Zappos.com is sending employees to the equivalent of a customer service boot camp. So far about 75% of the company’s more than 300 employees in Las Vegas have completed the program, says CEO Tony Hsieh.
Mark Brohan , Research Director
Zappos.com, which generates more than 60% of revenues from repeat customers, is sending all employees to the equivalent of a customer service boot camp.
Last June Zappos, No. 45 in the Internet Retailer Top 400 Guide to Retail Web Sites, introduced a new customer service program that requires all employees to undergo a four-week training exercise. So far about 75% of the company’s more than 300 employees in Las Vegas have completed the program, says CEO Tony Hsieh.
During the first three weeks of the program, new employees learn the company culture, the customer service program, the inventory management system and work with a more experienced employee in the customer contact center. The final week of the program, employees are sent to Zappos’ Louisville fulfillment center where they pick, pack and ship orders and perform other inventory management tasks.
Rather than commit large amounts of time and money to interactive marketing, Zappos likes to invest in better customer service programs, Hsieh says. “We started the program in June as a way to train employees about our culture and how we handle customer loyalty,” says Hsieh. “Now we are to the point where all our employees are taking the course.”

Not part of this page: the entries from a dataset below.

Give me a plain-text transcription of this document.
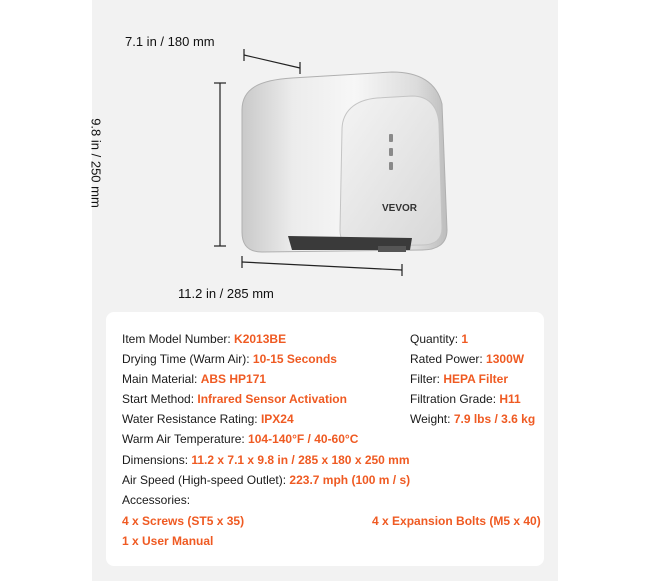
VEVOR
7.1 in / 180 mm
11.2 in / 285 mm
9.8 in / 250 mm
Item Model Number: K2013BE
Drying Time (Warm Air): 10-15 Seconds
Main Material: ABS HP171
Start Method: Infrared Sensor Activation
Water Resistance Rating: IPX24
Warm Air Temperature: 104-140°F / 40-60°C
Dimensions: 11.2 x 7.1 x 9.8 in / 285 x 180 x 250 mm
Air Speed (High-speed Outlet): 223.7 mph (100 m / s)
Accessories:
4 x Screws (ST5 x 35)	4 x Expansion Bolts (M5 x 40)
1 x User Manual
Quantity: 1
Rated Power: 1300W
Filter: HEPA Filter
Filtration Grade: H11
Weight: 7.9 lbs / 3.6 kg
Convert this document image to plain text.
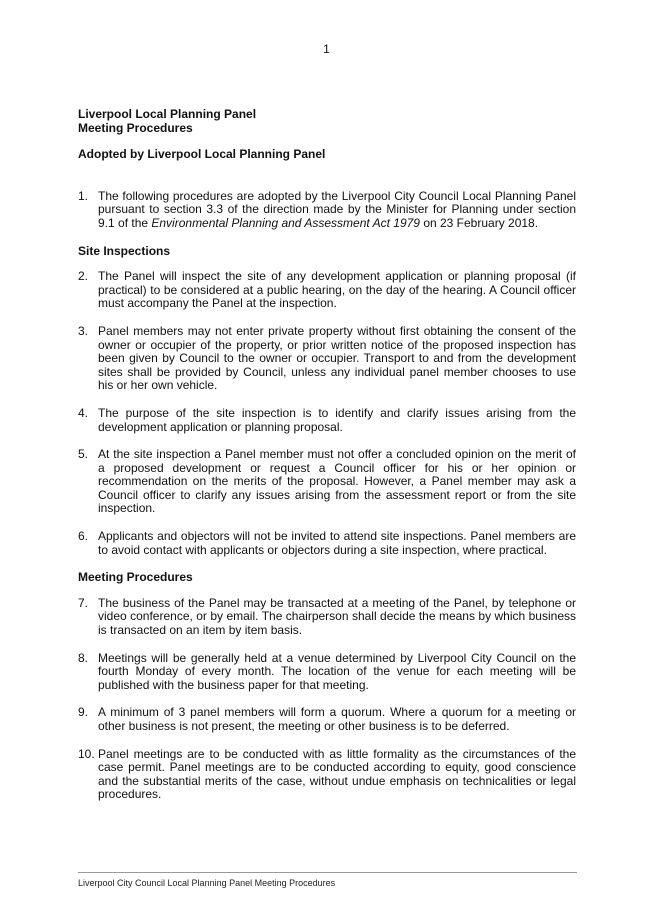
1

Liverpool Local Planning Panel

Meeting Procedures

Adopted by Liverpool Local Planning Panel

1. The following procedures are adopted by the Liverpool City Council Local Planning Panel pursuant to section 3.3 of the direction made by the Minister for Planning under section 9.1 of the Environmental Planning and Assessment Act 1979 on 23 February 2018.

Site Inspections

2. The Panel will inspect the site of any development application or planning proposal (if practical) to be considered at a public hearing, on the day of the hearing. A Council officer must accompany the Panel at the inspection.
3. Panel members may not enter private property without first obtaining the consent of the owner or occupier of the property, or prior written notice of the proposed inspection has been given by Council to the owner or occupier. Transport to and from the development sites shall be provided by Council, unless any individual panel member chooses to use his or her own vehicle.
4. The purpose of the site inspection is to identify and clarify issues arising from the development application or planning proposal.
5. At the site inspection a Panel member must not offer a concluded opinion on the merit of a proposed development or request a Council officer for his or her opinion or recommendation on the merits of the proposal. However, a Panel member may ask a Council officer to clarify any issues arising from the assessment report or from the site inspection.
6. Applicants and objectors will not be invited to attend site inspections. Panel members are to avoid contact with applicants or objectors during a site inspection, where practical.

Meeting Procedures

7. The business of the Panel may be transacted at a meeting of the Panel, by telephone or video conference, or by email. The chairperson shall decide the means by which business is transacted on an item by item basis.
8. Meetings will be generally held at a venue determined by Liverpool City Council on the fourth Monday of every month. The location of the venue for each meeting will be published with the business paper for that meeting.
9. A minimum of 3 panel members will form a quorum. Where a quorum for a meeting or other business is not present, the meeting or other business is to be deferred.
10. Panel meetings are to be conducted with as little formality as the circumstances of the case permit. Panel meetings are to be conducted according to equity, good conscience and the substantial merits of the case, without undue emphasis on technicalities or legal procedures.
Liverpool City Council Local Planning Panel Meeting Procedures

Hsieh says the customer service boot camp helps Zappos weed out potential employees who won’t be a long-term fit for the company. Cross-training also helps existing employees learn new skills and learn about other job functions. “The program is a good screening tool,” says Hsieh. “Better customer service training is beginning to make a big difference.”
Zappos begins a new training class every two weeks, says Hsieh. While it’s important for new and existing workers to learn systems and the corporate culture, the biggest plus of the new customer service program is teaching employees how to build stronger rapport with new and repeat shoppers. “We’re building a business model that’s all about service,” says Hsieh.
In 2005, Zappos grew its web sales 101% to $370 million from $184 million in 2004.